Юность грозовая
Шрифт:
— Пошли, нечего зябликов ловить, — предложил Степка. Шли тропинкой, потом, увязая в снегу, повернули к оврагу. Степка начал беспокойно озираться по сторонам. Василек понял: тут что-то нечисто.
— На черта нужны эти дрова ворованные, — буркнул он.
— Замолчи, — прицыкнул Степка, волчонком глянув на него. — За свою шкуру трясешься?
Возле заводского забора, повисшего над оврагом, Степка опустился на колени и быстро, по-собачьи, начал разгребать руками снег и потемневшие от влаги опилки.
— Сядь, торчишь как пугало! —
Степка передал мешок Васильку.
Они быстро свернули за угол, перебежали улицу и направились к Волге. Под обрывом остановились. Вокруг — ни души.
Степка взял мешок, развязал его и начал выбрасывать содержимое. На дне лежали четыре банки консервов.
— Опять?! — воскликнул Василек.
— Не ворчи! — зашипел на него Степка. — Прячь под пиджак!
— Не буду!
Степка, стиснув зубы, шагнул к Васильку.
— Чистоту блюдешь? — в голосе его звучала издевка. — Ты же по уши грязный. Деньги-то брал. Думаешь, откуда они?
— Сволочь ты! — повернувшись, Василек зашагал прочь.
Спрятав банки в карманы, Степка швырнул мешок с обрыва, догнал Василька.
— Смотри не проболтайся, поплывем вместе, — предупредил он.
Василек промолчал и свернул в первый попавшийся на пути переулок, сам не зная, куда и зачем он идет, только бы подальше от Степки.

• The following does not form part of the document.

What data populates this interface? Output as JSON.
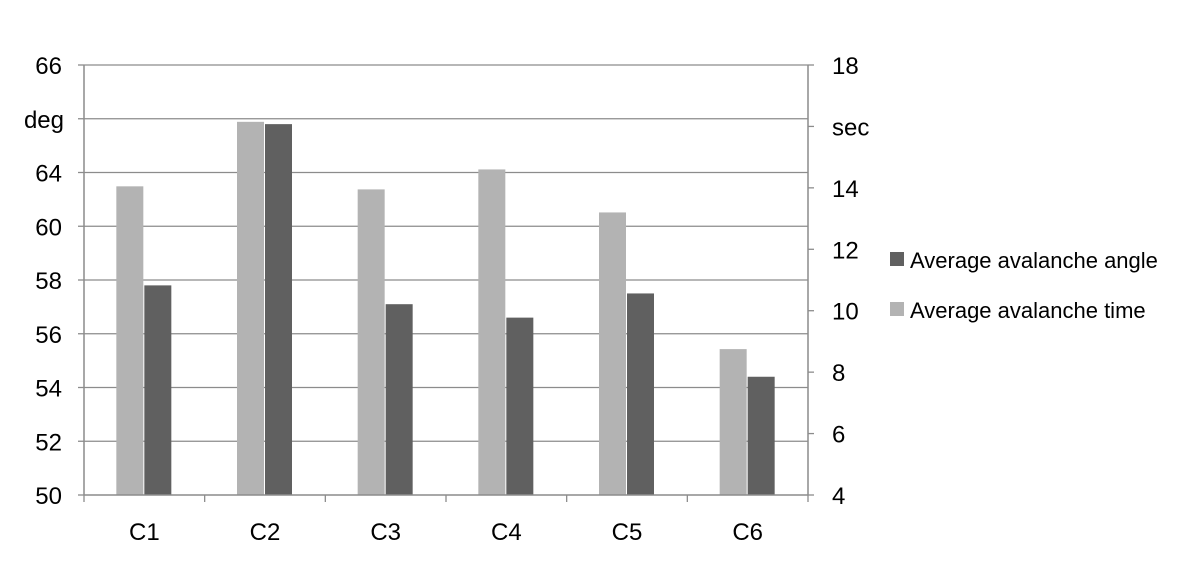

«Расскажу, завтра же расскажу обо всем, — горячился Василек, сосредоточенно глядя себе под ноги. — А что будет потом? Он опозорит меня, и тогда… Выгонят, конечно, меня из комсомола, наладят в два счета с завода. Узнает об этом Таня. Позор! Молчать?.. А вдруг все узнают и без меня? Тогда еще хуже. Нужно уйти от него!.. А куда? Уехать совсем? А как же Таня?..»
Часто, отправляясь на работу, Василек давал себе слово не возвращаться назад, но всякий раз, продрогнув за день в холодном сарае, где он сбивал ящики, спешил к бабке Агафье, откладывая свое намерение до более подходящего времени.
Вот и сегодня, думая о том же, Василек долго бродил по заснеженным улицам города, пока наконец не почувствовал, что коченеют ноги. К дому подходил подавленным: так ничего и не придумал.
Бабка Агафья, отправившись к знакомым, еще не вернулась, в комнате был Степка. Он сидел за столом в небрежной позе довольного собой человека, с цигаркой в зубах. Перед ним стояла тарелка с недоеденной закуской.
— Обжираешься? — зло бросил Василек, швырнув на подоконник шапку.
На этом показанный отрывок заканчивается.